Für Alexander Koch von Raiffeisen ist das hohe Preisniveau in der Schweiz eine weitere Erklärung. «Konsumgüter waren in der Schweiz im letzten Jahr im Durchschnitt umgerechnet um 38 Prozent teurer als in der EU, unter anderem wegen höherer Lohnkosten und Mieten; der internationale Anstieg der Beschaffungspreise hat deshalb hierzulande eine spürbar geringere Hebelwirkung auf die Endverbraucherpreise.»
Ein weiterer Faktor sei auch die Berechnungsmethode abseits der Energiepreise, meint David Marmet, Chefökonom Schweiz bei der ZKB. Der Gesundheitsbereich werde im Schweizer Index viel stärker gewichtet als in anderen Industriestaaten. «Die Preise der Gesundheitspflege zeigen seit längerer Zeit einen Trend nach unten; entsprechend dämpft das hohe Schweizer Gewicht die einheimische Inflation», so Marmet.

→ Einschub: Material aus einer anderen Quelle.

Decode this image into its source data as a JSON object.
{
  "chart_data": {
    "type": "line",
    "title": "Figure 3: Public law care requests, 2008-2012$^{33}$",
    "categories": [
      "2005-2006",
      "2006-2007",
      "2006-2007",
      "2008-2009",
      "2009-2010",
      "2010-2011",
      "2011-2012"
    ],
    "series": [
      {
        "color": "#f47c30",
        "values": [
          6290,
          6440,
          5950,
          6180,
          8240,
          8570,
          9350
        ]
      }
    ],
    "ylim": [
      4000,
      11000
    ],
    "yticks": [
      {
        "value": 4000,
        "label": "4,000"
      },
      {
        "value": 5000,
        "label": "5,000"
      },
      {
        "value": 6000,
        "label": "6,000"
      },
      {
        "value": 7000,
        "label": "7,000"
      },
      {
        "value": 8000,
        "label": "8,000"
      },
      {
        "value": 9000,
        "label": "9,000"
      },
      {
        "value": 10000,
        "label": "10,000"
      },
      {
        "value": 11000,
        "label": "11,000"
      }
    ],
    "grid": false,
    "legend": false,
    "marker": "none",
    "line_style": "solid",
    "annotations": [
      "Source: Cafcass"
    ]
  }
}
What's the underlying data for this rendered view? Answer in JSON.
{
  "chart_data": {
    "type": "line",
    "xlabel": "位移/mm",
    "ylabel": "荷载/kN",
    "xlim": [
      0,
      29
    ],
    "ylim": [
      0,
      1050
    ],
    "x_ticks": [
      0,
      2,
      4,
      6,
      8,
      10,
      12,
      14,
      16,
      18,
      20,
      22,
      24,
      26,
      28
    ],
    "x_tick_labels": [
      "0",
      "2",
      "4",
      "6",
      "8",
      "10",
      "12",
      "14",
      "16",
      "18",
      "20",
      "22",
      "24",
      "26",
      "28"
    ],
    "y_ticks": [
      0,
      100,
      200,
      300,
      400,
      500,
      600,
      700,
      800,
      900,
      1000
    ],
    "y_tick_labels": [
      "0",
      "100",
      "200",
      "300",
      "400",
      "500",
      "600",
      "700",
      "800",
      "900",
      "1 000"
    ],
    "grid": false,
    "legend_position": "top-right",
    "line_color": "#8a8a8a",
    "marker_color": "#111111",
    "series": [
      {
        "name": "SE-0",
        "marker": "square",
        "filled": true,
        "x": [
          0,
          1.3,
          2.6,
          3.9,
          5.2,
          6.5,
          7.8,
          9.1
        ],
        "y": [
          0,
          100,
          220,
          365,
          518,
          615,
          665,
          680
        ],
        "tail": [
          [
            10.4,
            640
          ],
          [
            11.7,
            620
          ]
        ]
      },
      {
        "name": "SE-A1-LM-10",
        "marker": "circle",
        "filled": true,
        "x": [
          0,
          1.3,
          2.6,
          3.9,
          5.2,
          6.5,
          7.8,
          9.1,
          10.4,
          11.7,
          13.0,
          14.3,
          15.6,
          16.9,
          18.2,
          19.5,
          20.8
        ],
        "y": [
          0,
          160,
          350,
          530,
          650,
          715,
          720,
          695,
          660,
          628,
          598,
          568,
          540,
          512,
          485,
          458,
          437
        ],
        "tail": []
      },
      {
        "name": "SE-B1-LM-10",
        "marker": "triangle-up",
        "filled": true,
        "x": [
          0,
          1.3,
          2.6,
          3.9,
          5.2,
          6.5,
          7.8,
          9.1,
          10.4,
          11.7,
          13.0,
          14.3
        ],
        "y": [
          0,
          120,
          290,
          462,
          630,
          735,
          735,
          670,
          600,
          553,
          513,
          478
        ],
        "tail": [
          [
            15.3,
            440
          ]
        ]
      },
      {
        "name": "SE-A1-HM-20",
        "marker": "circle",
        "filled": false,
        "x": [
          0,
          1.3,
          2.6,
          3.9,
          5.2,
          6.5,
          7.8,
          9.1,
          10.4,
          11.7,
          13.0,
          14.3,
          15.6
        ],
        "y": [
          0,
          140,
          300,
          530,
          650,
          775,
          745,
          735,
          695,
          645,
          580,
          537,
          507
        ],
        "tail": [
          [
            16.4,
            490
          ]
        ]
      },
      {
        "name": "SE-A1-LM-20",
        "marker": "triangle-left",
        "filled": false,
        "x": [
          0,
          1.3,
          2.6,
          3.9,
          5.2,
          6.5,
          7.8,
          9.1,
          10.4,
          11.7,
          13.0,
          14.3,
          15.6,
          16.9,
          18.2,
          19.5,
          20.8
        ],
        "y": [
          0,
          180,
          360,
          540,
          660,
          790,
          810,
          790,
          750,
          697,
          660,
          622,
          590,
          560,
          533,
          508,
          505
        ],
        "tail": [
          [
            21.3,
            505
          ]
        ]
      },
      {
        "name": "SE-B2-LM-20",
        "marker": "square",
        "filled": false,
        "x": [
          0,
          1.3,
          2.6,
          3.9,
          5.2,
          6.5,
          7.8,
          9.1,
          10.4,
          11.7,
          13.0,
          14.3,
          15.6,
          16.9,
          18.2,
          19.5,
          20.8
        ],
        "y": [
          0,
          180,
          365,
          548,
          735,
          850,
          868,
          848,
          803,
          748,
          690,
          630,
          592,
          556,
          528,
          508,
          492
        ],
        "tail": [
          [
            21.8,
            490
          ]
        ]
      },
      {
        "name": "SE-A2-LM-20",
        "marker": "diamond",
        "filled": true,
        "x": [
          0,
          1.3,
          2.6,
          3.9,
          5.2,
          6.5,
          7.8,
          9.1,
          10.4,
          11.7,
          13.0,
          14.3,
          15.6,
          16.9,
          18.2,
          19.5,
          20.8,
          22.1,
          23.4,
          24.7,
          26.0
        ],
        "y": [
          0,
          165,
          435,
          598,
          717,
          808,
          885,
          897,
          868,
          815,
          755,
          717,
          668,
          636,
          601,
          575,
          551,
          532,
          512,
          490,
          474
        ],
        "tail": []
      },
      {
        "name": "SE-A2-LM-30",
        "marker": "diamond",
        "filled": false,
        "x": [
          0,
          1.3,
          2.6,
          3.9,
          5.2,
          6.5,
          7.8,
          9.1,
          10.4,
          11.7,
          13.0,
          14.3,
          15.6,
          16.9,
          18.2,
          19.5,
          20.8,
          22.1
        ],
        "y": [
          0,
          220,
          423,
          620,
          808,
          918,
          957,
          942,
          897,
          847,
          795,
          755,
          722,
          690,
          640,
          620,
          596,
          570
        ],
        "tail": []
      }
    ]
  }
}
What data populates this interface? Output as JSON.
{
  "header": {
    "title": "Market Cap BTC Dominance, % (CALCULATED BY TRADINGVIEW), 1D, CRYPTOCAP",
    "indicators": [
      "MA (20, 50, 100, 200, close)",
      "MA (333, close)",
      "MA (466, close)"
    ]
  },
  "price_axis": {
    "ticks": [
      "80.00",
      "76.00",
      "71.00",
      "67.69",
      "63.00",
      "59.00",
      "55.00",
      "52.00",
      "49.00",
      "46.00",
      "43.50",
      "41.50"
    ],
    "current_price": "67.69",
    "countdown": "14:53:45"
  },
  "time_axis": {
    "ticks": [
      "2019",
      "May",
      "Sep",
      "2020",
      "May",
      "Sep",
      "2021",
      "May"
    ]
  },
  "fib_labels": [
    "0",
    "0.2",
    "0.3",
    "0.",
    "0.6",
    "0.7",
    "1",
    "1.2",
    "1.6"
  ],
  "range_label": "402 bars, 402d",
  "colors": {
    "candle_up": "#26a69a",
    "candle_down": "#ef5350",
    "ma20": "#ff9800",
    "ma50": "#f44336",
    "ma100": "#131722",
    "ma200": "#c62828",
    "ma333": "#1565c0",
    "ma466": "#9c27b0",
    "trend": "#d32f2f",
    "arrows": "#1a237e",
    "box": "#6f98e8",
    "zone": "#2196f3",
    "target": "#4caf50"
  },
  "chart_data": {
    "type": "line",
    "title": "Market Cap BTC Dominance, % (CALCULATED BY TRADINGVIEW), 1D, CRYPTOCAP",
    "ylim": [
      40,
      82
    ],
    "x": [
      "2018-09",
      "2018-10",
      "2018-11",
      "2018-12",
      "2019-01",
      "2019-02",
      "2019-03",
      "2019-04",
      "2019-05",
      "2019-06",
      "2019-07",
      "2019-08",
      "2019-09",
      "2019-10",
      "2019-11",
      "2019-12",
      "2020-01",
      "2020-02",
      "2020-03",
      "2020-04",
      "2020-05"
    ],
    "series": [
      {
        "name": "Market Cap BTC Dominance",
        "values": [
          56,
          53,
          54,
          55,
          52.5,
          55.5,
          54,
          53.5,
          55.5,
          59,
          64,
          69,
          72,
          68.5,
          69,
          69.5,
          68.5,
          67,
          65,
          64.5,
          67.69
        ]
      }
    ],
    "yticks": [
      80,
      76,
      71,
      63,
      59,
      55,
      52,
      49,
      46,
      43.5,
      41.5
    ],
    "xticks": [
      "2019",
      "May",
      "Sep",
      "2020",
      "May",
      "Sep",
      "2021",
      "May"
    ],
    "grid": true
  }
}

Weitere Erklärungen für die Differenz sind laut den Ökonomen, dass die Lieferengpässe hierzulande relativ wenig auf die Preise durchschlagen und dass das Lohnwachstum relativ bescheiden ist.
Prognose etwas höher als 2021
Relativ einig sind sich die Experten bei der Prognose für das laufende Jahr 2022. Die UBS geht von einer durchschnittlichen Inflation von 0,8 Prozent aus, CS, Raiffeisen und ZKB von einer Teuerung von 1,0 Prozent. CS-Ökonom Botteron begründet seine Prognose damit, dass die Lebensmittelpreise und etwa die Preise für Pauschalreisen anziehen dürften. Letztere hatten stark unter der Pandemie gelitten. Zudem gebe es wohl einen gewissen Aufwärtsdruck durch die Lieferengpässe.
Für den UBS-Experten Bee ist derweil der Erdöl-Effekt der grosse Treiber für die Inflation im Jahr 2022. Dieser sei schon der Haupttreiber für die Inflation im Jahr 2021 gewesen. Er gehe nun aber von stabilen Ölpreisen im Jahr 2022 aus, womit sich die Teuerungseffekte nach und nach zurückbilden sollten. «Ende 2022 sollte sie wieder deutlich unter 1 Prozent liegen», so seine Prognose.